Street Preacher Arrested, Called Racist By U.K. Police While Preaching about Salvation
A United Kingdom street preacher was called a “racist” and told to “go away” before police arrested him for “breaching the peace.”
According to WND, an un-named street preacher was standing outside of the Southgate Station London N14, when two police officers asked him what he was doing and then ordered him to leave.
A video of the incident posted to Twitter by EyeOnAntisemitism shows one officer approach the man and ask, “What are you doing here?”
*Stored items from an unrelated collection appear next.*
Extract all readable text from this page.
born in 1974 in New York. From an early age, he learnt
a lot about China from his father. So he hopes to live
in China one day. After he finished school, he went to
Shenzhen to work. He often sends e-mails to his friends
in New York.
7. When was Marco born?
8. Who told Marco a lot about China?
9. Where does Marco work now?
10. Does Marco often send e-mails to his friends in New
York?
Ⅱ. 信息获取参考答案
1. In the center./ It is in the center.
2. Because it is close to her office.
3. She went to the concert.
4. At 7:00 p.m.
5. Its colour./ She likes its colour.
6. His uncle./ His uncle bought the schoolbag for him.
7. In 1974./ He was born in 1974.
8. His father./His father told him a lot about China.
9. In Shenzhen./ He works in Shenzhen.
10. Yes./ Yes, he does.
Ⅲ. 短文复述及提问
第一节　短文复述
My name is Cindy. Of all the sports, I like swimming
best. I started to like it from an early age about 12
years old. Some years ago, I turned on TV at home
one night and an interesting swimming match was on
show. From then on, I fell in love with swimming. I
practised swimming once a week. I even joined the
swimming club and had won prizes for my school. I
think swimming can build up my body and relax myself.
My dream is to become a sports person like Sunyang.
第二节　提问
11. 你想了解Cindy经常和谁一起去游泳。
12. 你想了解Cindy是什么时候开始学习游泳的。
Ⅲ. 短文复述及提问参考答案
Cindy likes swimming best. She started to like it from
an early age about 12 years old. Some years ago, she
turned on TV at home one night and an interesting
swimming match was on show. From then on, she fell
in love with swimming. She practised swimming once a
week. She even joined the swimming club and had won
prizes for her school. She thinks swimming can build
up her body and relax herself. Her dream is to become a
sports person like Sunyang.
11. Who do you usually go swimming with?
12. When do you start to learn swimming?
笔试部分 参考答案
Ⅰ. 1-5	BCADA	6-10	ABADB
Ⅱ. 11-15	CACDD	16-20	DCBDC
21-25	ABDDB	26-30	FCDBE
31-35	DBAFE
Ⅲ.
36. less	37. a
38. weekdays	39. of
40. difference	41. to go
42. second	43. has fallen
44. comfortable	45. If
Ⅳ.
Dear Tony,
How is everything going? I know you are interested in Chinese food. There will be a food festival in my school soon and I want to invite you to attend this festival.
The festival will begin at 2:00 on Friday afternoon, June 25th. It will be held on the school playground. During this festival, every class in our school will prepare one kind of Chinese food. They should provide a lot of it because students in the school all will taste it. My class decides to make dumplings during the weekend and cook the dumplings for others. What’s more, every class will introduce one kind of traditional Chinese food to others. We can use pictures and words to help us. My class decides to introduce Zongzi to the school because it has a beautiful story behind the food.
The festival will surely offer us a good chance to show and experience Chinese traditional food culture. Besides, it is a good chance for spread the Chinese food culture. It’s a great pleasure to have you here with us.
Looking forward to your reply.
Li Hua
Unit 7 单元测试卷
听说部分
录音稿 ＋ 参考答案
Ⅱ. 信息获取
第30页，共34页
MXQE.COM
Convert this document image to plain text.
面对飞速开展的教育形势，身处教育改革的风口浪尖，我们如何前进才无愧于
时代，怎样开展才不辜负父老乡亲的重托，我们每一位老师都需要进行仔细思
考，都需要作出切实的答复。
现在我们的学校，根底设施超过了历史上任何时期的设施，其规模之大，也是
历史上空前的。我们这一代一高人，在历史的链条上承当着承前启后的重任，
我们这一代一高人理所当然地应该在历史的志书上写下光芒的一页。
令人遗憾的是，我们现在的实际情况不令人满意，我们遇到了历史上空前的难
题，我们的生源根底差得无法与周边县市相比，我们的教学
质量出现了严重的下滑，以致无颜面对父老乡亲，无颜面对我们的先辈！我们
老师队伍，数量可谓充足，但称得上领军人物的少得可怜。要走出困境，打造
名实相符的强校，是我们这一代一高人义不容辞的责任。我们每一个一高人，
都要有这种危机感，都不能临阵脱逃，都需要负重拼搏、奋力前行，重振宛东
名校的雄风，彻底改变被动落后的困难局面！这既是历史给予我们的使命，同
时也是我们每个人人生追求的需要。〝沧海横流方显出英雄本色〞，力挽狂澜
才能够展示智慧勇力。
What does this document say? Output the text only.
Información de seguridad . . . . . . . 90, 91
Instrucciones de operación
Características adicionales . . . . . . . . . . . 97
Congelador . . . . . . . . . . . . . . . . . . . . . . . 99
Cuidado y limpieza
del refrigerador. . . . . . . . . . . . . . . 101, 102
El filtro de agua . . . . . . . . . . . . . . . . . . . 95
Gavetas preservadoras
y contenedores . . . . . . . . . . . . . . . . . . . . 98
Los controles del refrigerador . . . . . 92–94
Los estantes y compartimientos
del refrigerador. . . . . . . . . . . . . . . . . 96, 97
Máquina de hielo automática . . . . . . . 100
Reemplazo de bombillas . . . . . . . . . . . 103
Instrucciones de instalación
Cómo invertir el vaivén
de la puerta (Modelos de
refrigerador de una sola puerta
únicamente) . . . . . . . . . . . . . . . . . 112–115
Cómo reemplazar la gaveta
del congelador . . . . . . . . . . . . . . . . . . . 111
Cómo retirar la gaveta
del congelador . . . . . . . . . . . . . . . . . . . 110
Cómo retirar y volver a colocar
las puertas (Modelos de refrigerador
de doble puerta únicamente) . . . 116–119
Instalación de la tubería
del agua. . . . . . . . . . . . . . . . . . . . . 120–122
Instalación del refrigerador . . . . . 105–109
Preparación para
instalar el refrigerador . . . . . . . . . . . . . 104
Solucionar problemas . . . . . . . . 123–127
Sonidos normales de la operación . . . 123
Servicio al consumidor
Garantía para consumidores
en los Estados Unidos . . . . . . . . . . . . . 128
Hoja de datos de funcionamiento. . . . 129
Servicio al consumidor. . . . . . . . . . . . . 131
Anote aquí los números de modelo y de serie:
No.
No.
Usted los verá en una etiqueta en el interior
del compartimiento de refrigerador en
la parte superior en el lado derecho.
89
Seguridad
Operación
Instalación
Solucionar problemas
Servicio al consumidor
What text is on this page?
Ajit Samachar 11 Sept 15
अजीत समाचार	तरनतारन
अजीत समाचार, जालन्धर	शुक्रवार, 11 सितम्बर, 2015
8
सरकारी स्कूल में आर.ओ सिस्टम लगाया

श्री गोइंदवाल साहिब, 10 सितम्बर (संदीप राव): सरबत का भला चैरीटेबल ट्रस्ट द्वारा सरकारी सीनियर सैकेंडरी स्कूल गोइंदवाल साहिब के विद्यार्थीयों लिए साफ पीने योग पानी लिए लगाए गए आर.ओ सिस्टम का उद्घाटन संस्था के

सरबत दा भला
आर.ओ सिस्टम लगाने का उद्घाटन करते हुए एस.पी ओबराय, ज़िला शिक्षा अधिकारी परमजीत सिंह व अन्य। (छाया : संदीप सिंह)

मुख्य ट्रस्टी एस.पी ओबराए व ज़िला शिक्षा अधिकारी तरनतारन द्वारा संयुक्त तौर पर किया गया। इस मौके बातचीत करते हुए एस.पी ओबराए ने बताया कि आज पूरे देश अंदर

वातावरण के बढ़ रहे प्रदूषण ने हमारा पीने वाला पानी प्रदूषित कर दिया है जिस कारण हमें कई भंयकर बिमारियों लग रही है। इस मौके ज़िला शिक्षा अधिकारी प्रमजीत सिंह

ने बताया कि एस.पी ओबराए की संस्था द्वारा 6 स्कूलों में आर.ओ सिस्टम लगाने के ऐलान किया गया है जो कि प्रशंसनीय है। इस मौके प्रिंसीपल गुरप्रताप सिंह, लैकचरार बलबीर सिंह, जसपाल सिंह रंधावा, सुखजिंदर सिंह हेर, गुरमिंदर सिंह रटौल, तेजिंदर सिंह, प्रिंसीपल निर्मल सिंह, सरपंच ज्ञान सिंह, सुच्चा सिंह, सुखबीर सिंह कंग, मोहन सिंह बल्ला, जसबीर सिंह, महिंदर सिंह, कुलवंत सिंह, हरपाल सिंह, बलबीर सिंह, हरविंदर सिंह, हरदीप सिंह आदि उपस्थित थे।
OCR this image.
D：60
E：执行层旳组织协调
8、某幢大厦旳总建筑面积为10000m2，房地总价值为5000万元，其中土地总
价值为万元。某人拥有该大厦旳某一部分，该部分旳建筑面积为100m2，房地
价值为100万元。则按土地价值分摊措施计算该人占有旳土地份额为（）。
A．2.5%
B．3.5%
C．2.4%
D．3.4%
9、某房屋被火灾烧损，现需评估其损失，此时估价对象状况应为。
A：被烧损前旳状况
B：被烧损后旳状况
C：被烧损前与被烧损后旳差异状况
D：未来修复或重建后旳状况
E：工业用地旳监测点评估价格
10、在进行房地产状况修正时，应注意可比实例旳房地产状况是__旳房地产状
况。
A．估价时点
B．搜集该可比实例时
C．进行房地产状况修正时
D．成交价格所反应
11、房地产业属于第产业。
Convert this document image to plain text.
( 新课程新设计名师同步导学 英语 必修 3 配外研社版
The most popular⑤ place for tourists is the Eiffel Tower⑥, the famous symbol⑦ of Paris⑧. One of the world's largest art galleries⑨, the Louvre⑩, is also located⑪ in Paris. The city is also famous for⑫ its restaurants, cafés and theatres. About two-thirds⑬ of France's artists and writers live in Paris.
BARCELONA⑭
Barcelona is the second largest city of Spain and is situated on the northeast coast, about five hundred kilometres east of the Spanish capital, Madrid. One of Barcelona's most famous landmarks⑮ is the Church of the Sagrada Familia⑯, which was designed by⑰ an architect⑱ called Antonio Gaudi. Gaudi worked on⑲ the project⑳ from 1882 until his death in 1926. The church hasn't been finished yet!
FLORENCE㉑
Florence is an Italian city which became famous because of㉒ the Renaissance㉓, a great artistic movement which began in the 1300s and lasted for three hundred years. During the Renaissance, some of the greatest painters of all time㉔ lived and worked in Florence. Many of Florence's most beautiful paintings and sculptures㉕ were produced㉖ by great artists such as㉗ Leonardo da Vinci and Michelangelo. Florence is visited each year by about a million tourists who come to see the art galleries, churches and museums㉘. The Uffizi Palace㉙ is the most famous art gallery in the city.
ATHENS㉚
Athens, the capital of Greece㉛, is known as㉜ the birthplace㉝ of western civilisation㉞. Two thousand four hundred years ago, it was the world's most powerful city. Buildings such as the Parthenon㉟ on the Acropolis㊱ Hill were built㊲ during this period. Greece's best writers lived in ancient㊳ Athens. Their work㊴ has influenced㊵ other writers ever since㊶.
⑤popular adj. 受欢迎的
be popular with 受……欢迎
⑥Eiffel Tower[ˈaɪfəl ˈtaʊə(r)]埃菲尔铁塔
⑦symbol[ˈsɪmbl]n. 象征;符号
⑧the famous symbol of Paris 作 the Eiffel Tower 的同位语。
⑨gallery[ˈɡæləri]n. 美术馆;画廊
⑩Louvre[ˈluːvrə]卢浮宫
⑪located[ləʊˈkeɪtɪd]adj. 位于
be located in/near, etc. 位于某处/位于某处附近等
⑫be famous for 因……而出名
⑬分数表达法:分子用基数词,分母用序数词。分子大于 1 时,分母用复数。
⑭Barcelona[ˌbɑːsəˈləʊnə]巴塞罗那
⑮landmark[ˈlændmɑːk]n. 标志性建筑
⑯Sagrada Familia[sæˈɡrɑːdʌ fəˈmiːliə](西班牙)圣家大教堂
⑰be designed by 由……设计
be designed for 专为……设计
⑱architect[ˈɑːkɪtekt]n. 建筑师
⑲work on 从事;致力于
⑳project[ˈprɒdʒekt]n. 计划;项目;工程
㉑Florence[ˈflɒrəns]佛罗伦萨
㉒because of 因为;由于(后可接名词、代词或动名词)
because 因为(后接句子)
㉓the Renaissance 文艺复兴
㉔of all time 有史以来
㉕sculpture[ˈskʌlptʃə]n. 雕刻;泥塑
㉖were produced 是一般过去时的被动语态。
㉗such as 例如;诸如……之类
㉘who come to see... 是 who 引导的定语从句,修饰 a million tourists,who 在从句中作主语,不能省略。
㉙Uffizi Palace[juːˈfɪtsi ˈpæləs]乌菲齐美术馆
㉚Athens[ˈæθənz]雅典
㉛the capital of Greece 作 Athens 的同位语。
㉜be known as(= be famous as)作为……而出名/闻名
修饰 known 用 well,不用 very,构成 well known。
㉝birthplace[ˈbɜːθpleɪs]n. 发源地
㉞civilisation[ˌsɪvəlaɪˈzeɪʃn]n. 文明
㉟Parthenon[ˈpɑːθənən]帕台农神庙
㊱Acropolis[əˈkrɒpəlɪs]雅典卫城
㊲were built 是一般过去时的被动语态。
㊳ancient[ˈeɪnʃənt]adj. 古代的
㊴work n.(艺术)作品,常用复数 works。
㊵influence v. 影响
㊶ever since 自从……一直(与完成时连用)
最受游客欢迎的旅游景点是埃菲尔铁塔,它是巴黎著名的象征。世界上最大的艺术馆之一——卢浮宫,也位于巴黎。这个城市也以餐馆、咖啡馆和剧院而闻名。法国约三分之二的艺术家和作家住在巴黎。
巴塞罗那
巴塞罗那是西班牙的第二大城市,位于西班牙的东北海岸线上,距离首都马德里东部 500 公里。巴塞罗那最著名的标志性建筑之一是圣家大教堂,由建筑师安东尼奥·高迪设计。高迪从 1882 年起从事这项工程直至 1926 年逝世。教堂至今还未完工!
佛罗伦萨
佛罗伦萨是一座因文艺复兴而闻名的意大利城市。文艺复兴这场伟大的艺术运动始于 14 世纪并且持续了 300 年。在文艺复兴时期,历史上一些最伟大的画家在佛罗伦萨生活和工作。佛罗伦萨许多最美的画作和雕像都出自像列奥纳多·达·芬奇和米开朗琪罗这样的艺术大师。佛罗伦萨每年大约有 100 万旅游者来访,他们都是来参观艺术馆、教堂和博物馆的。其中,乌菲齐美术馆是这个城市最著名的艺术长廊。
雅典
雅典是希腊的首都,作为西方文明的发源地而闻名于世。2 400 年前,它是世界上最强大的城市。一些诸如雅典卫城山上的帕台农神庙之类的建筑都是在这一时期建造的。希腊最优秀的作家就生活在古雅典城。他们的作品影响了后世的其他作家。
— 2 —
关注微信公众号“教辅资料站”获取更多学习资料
A Christian preacher this afternoon was arrested at Southgate station London N14 for preaching about Jesus . @CConcern the police told him it’s because public had said he was being islamophobic . We have the full video and wondered when preaching was now illegal ? @Campaign4T pic.twitter.com/ZxC1DhlZCf— EyeOnAntisemitism (@AntisemitismEye) February 23, 2019
As the street preacher hugged his bible, he told the officer he was preaching.
The officer responded saying, “You’re preaching… I’m gonna require you to go away.”
When the man refused to stop sharing the word of God, the officer told him, “Okay, then I will arrest you.”
The Christian preacher told the officer that he could not leave because he needed to share the truth of salvation with the people.
The officer responded saying, "I appreciate that, but nobody wants to listen to that. They want you to go away,” Fox News reports.
As a second officer arrived on the scene, the pair arrested the street pastor and stripped his Bible from his hand. As the preacher peacefully ask the second officer not to take his Bible, the officer commented, “You should have thought about that before you decided to be racist.”
According to WND, Police approached the man after someone complained that he was being Islamophobic.
The Barnabas Fund reports that before police arrived, the preacher was verbally assaulted by a man who appeared to be Muslim, and it is likely that this confrontation triggered a complaint.
According to Christian Today, the man was later released.